Both times I left for my monthlong getaways, we told only a few of our closest family members and friends. They were worried, and we were defensive. I’ve realized maybe I should worry about them. Maybe they’re ignoring chunks of themselves. Maybe they’re stuck in a spin cycle of believing the conventional wisdom that encourages us to put the marriage and the family before ourselves. Or maybe they’re just scared.
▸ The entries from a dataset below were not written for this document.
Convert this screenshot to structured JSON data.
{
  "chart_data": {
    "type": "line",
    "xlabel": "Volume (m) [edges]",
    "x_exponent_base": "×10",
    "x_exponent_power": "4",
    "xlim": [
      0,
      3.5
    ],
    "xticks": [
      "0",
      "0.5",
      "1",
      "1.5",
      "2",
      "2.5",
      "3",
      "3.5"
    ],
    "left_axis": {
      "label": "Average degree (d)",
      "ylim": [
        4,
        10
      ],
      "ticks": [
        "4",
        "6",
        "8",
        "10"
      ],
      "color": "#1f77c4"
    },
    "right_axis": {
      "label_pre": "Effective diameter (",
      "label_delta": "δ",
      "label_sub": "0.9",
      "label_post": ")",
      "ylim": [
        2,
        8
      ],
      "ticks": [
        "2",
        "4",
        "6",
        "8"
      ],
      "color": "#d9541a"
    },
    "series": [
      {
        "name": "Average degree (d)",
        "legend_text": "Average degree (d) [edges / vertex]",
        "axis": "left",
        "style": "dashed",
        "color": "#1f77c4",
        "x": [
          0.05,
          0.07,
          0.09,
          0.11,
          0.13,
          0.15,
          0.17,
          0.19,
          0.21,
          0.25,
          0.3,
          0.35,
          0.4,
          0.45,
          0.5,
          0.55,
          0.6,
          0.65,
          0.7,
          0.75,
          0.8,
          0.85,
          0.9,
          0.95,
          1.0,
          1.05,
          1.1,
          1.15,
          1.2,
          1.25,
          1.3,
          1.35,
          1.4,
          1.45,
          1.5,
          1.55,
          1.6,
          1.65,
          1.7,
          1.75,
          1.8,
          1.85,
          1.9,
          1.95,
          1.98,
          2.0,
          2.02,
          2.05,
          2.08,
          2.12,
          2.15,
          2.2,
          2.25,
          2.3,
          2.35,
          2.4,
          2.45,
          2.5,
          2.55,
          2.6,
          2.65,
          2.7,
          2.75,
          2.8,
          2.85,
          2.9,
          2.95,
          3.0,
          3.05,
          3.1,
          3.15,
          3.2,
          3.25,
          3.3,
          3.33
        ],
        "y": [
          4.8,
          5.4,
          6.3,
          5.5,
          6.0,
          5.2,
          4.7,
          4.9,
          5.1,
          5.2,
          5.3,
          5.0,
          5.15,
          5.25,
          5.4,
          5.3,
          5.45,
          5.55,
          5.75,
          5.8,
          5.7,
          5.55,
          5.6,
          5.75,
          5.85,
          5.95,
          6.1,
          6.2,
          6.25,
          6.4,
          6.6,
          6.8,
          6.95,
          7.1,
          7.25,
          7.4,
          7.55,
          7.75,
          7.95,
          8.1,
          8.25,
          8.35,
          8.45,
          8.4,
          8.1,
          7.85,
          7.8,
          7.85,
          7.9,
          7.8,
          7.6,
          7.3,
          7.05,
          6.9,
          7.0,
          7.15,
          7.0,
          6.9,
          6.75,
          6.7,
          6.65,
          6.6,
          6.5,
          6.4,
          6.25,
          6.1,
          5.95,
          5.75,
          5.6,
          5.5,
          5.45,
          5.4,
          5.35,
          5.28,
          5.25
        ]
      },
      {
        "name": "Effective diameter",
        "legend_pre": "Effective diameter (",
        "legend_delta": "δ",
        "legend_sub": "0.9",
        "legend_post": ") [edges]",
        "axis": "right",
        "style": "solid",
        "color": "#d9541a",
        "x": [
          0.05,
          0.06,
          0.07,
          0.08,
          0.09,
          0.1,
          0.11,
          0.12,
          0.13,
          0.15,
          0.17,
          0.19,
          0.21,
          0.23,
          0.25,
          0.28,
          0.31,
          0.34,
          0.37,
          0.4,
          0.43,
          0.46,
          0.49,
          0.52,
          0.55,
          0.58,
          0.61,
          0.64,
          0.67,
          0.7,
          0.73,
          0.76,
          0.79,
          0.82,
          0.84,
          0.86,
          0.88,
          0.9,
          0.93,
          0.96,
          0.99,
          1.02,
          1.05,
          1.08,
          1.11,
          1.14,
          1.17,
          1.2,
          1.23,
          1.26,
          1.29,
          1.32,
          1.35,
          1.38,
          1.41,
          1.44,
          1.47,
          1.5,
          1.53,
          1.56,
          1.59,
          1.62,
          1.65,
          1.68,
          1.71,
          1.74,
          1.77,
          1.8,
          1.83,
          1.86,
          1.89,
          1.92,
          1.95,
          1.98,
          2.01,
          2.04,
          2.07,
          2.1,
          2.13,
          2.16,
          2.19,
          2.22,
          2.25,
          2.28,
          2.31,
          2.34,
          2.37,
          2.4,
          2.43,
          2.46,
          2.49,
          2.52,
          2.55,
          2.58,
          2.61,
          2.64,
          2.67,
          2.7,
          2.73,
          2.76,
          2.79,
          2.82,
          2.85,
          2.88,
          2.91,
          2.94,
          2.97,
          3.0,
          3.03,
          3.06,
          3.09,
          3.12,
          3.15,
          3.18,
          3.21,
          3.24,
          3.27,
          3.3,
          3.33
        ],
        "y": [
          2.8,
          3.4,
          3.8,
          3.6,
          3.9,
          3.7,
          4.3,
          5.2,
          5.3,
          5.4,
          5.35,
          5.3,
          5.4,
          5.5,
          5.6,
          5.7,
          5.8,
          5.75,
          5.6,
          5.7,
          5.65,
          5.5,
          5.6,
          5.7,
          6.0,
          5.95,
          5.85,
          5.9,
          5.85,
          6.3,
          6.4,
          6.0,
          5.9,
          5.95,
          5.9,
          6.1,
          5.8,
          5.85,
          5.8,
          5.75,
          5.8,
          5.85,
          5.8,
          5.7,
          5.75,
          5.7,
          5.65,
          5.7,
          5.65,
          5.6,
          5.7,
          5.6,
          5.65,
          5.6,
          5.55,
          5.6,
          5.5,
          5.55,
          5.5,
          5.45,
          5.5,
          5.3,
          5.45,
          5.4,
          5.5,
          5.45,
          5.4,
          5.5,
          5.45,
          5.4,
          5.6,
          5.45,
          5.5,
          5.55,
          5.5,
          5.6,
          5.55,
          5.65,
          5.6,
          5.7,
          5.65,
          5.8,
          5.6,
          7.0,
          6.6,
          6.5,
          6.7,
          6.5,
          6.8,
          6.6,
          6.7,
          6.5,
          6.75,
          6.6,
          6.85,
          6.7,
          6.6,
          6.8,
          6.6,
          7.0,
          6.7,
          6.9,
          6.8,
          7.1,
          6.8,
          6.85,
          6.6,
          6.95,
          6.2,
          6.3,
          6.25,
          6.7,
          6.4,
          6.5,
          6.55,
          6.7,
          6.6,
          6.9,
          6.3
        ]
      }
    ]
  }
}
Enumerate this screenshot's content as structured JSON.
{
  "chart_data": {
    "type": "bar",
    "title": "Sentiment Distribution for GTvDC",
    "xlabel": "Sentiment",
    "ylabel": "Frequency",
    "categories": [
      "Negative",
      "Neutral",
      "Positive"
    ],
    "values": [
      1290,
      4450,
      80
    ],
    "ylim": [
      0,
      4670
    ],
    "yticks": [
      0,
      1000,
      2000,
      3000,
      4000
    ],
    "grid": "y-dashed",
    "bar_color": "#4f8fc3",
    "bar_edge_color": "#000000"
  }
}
I believe the thing I feared most was also the thing I needed most. Had I stayed under the same roof with Jesse, I’d be more alone today than I ever was during our break. I still have some knots to untie, but I’ll have to unravel them myself.

We both learned that the painful, exhilarating process of exploring the wilderness within ourselves saved our marriage.

This year, Mother’s Day looks different, and better, than we imagined. We’re not out of the woods yet, but we’re in love. And we’re trying again, both for a baby and for our marriage. Whether we’re supposed to or not. 

Turns out, the work does work. It’s just that it’s harder to work on yourself ― to excavate your feelings and desires and dreams ― than to uproot the other areas of your life. And it wasn’t too much to ask for both the freedom and the stability that marriage can offer.

But we had to let each other go first. That’s the thing that keeps us coming back.

After spending more than a decade telling others’ stories on behalf of a Fortune 100 corporation, Chelci Hudson walked away from the comfort of predictable income and steady promotions. Now, she’s choosing purpose over paychecks by running her own consulting business, remixing words on @blackout.poetry.co, volunteering and writing (or rewriting) her own story.